Using Artificial Intelligence to Study Variations in Gas Turbine Performance
Artificial Intelligence (AI) allows the rapid processing of images. In the context of gas turbines this means that scans and video imaging of engine parts could be automatically assessed for variations in shape that can have significant impact of fuel consumption and engine life. In this project, data from Rolls-Royce will be combined with the latest AI and data mining tools, CAD descriptions, geometry morphing and 3D analysis codes to inform engineers on the impact of variations in geometry on engine performance. The aim is both to design parts that are more resistant to performance degradation and also to inform service teams of the best repair and replacement strategies for engines currently in use.
Combined with the latest GPU hardware, Deep Learning and Data Mining methods this will allow advanced understanding of part variations, providing insights into the next generation of engineering design and product management software.
If you wish to discuss any details of the project informally, please contact Prof Andy Keane, Computational Engineering and Design Research Group, Email: [Email Address Removed], Tel: +44 (0) 2380 59 2944.

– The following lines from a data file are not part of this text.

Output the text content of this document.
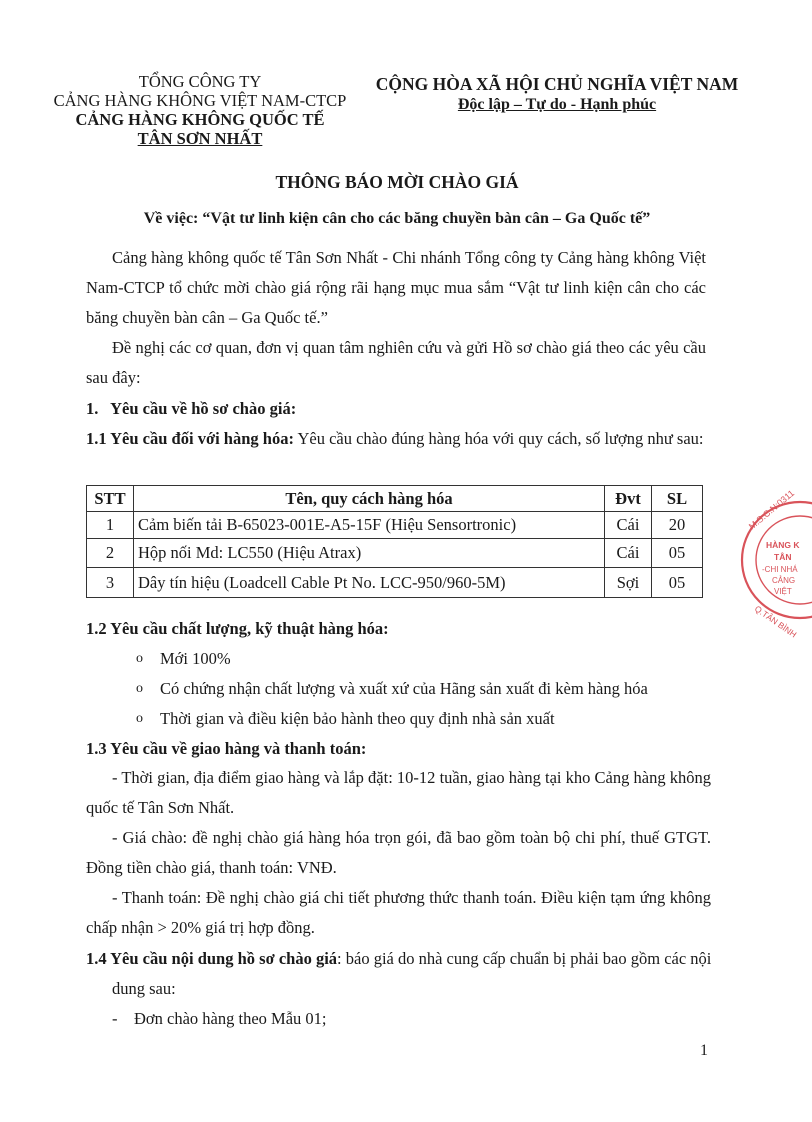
TỔNG CÔNG TY
CẢNG HÀNG KHÔNG VIỆT NAM-CTCP
CẢNG HÀNG KHÔNG QUỐC TẾ
TÂN SƠN NHẤT
CỘNG HÒA XÃ HỘI CHỦ NGHĨA VIỆT NAM
Độc lập – Tự do - Hạnh phúc
THÔNG BÁO MỜI CHÀO GIÁ
Về việc: “Vật tư linh kiện cân cho các băng chuyền bàn cân – Ga Quốc tế”
Cảng hàng không quốc tế Tân Sơn Nhất - Chi nhánh Tổng công ty Cảng hàng không Việt Nam-CTCP tổ chức mời chào giá rộng rãi hạng mục mua sắm “Vật tư linh kiện cân cho các băng chuyền bàn cân – Ga Quốc tế.”
Đề nghị các cơ quan, đơn vị quan tâm nghiên cứu và gửi Hồ sơ chào giá theo các yêu cầu sau đây:
1. Yêu cầu về hồ sơ chào giá:
1.1 Yêu cầu đối với hàng hóa: Yêu cầu chào đúng hàng hóa với quy cách, số lượng như sau:
STT	Tên, quy cách hàng hóa	Đvt	SL
1	Cảm biến tải B-65023-001E-A5-15F (Hiệu Sensortronic)	Cái	20
2	Hộp nối Md: LC550 (Hiệu Atrax)	Cái	05
3	Dây tín hiệu (Loadcell Cable Pt No. LCC-950/960-5M)	Sợi	05
1.2 Yêu cầu chất lượng, kỹ thuật hàng hóa:
o Mới 100%
o Có chứng nhận chất lượng và xuất xứ của Hãng sản xuất đi kèm hàng hóa
o Thời gian và điều kiện bảo hành theo quy định nhà sản xuất
1.3 Yêu cầu về giao hàng và thanh toán:
- Thời gian, địa điểm giao hàng và lắp đặt: 10-12 tuần, giao hàng tại kho Cảng hàng không quốc tế Tân Sơn Nhất.
- Giá chào: đề nghị chào giá hàng hóa trọn gói, đã bao gồm toàn bộ chi phí, thuế GTGT. Đồng tiền chào giá, thanh toán: VNĐ.
- Thanh toán: Đề nghị chào giá chi tiết phương thức thanh toán. Điều kiện tạm ứng không chấp nhận > 20% giá trị hợp đồng.
1.4 Yêu cầu nội dung hồ sơ chào giá: báo giá do nhà cung cấp chuẩn bị phải bao gồm các nội dung sau:
- Đơn chào hàng theo Mẫu 01;
M.S.C.N:0311
HÀNG K
TÂN
-CHI NHÁ
CẢNG
VIỆT
Q.TÂN BÌNH
1
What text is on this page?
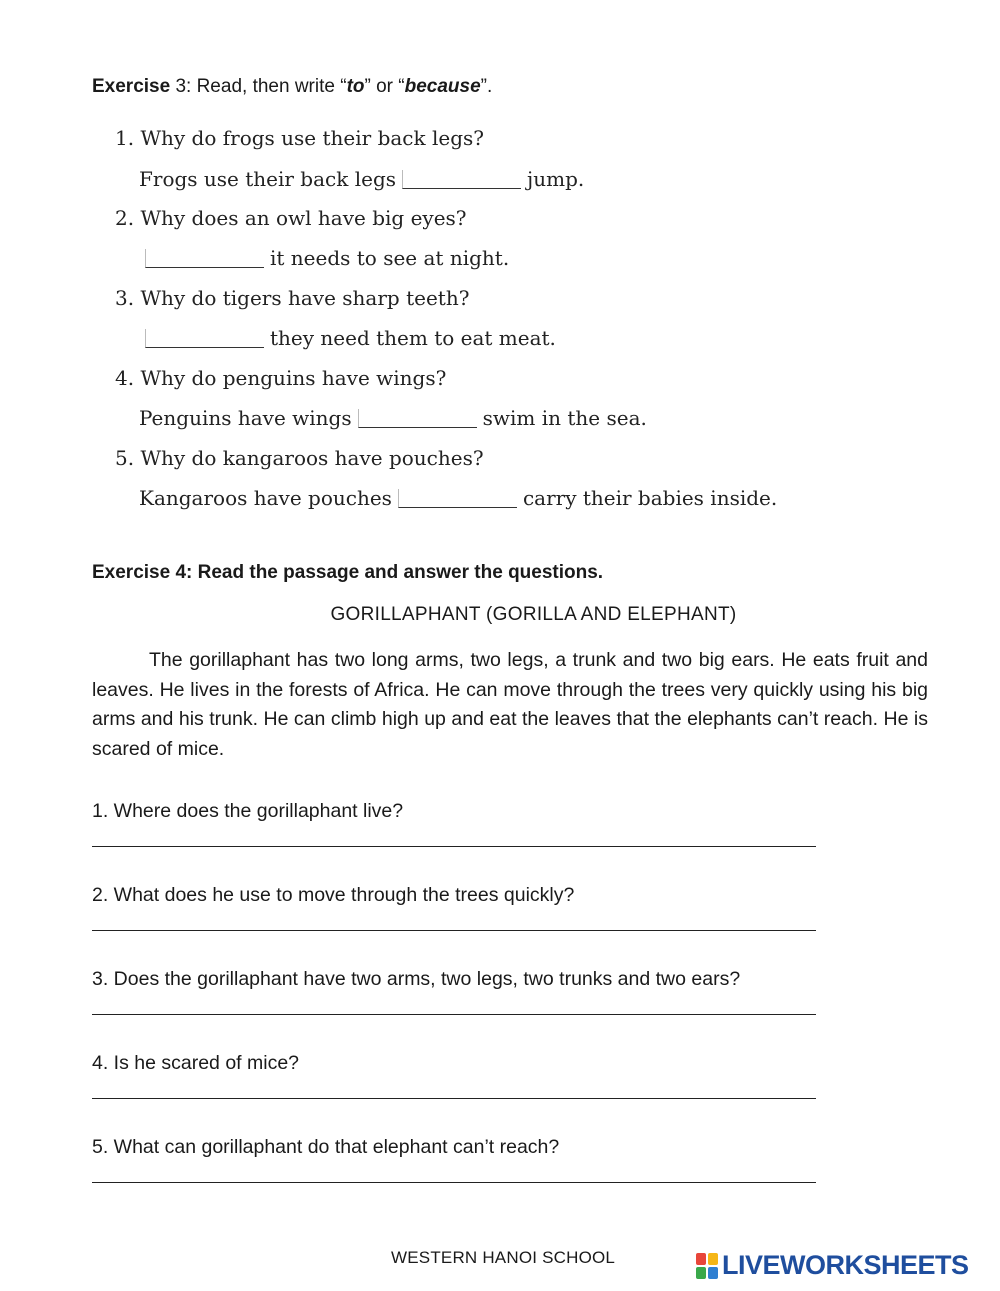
Exercise 3: Read, then write “to” or “because”.
1. Why do frogs use their back legs?
Frogs use their back legs	jump.
2. Why does an owl have big eyes?
it needs to see at night.
3. Why do tigers have sharp teeth?
they need them to eat meat.
4. Why do penguins have wings?
Penguins have wings	swim in the sea.
5. Why do kangaroos have pouches?
Kangaroos have pouches	carry their babies inside.
Exercise 4: Read the passage and answer the questions.
GORILLAPHANT (GORILLA AND ELEPHANT)
The gorillaphant has two long arms, two legs, a trunk and two big ears. He eats fruit and leaves. He lives in the forests of Africa. He can move through the trees very quickly using his big arms and his trunk. He can climb high up and eat the leaves that the elephants can’t reach. He is scared of mice.
1. Where does the gorillaphant live?
2. What does he use to move through the trees quickly?
3. Does the gorillaphant have two arms, two legs, two trunks and two ears?
4. Is he scared of mice?
5. What can gorillaphant do that elephant can’t reach?
WESTERN HANOI SCHOOL	LIVEWORKSHEETS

This project is funded by Rolls-Royce plc as part of their support to the R-R University technology Centre for Computational Engineering at Southampton. The studentship covers UK/EU level fees. In addition to the basic tax free student stipend of £15,009 pa, R-R will provide a further tax free stipend increment of £9,000 pa. The stipend will rise in subsequent years. Funding for travel to international conferences will be available.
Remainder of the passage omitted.